Individuals do not necessarily want all these relationships. If I buy a toaster, I don’t want any relationship with its maker - for the same reason that when I buy bread from a grocery store, I don’t want to enter into relationship with the seller, or the baker, or the farmer that provided the flour.
Power imbalance in relationships matter. Individuals are almost always irrelevant to the service provider, so for a regular person it’s better to not have any relationship at all. For companies, it depends. A corporation like Microsoft or Google can be rather certain that Salesforce isn’t going to pull a fast one over them, due to relative sizes and the amount of money changing hands. Smaller companies fall somewhere on the spectrum between individuals and mega corporations.
The above colors risk calculation. If my relationship with the service provider is closer to that of peers, I can feel safer about depositing data with them or making myself dependent on their service, because they’re incentivized to provide a good service to me, and I can hurt them if they don’t (say, by switching to a competitor). Companies do the same calculus. A small studio is best to think twice about depending on third-party services for anything that may outlive such services. A large company can derisk the relationship through a contract.

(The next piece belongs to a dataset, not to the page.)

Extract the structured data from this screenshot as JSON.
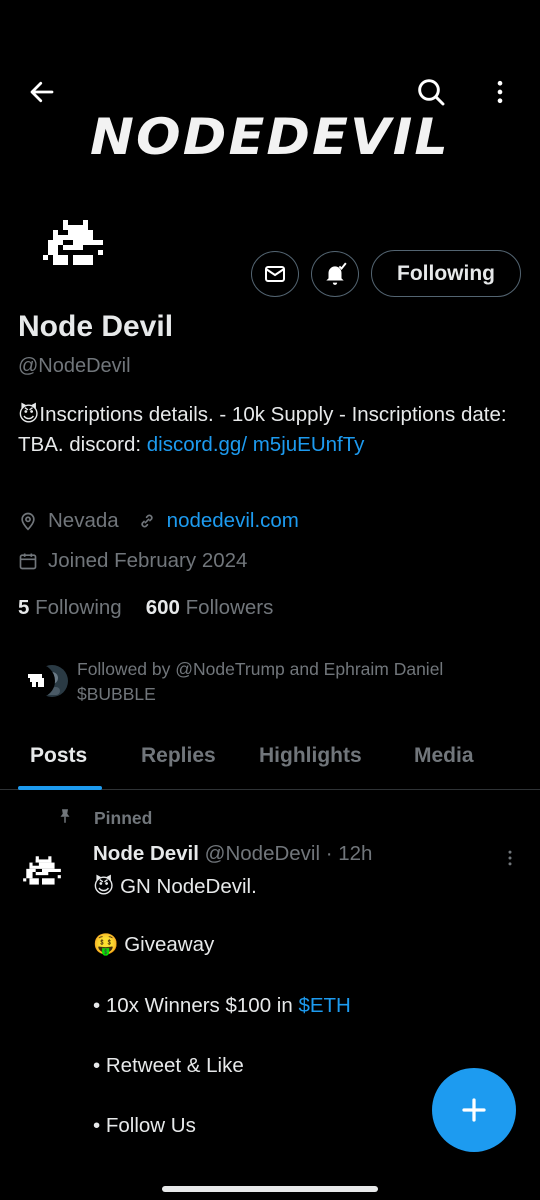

Part of the objection there is against SaaS is that consumer-oriented SaaS (including “stuff as a service”, aka. turning products into services) tends to be exploitative by design. You wouldn’t consider a friend a person that abuses you mentally or tries to cheat you out of your money, so why enter into a relationship with a company that tries the same? Except when you have no other choice, which is why everything becoming a service is a worrying trend.
Desiging offline first
Local apps with export features and backup
“You own your data”.
Suppose want to print something or get two machines to interact. Any remote third party you bring into this interaction is going to increase latency, reduce bandwidth, increase the probability of failure, etc.
That is why one wants a local first approach for mission-critical software. You don’t want your factory to stop because the link to the cloud is down.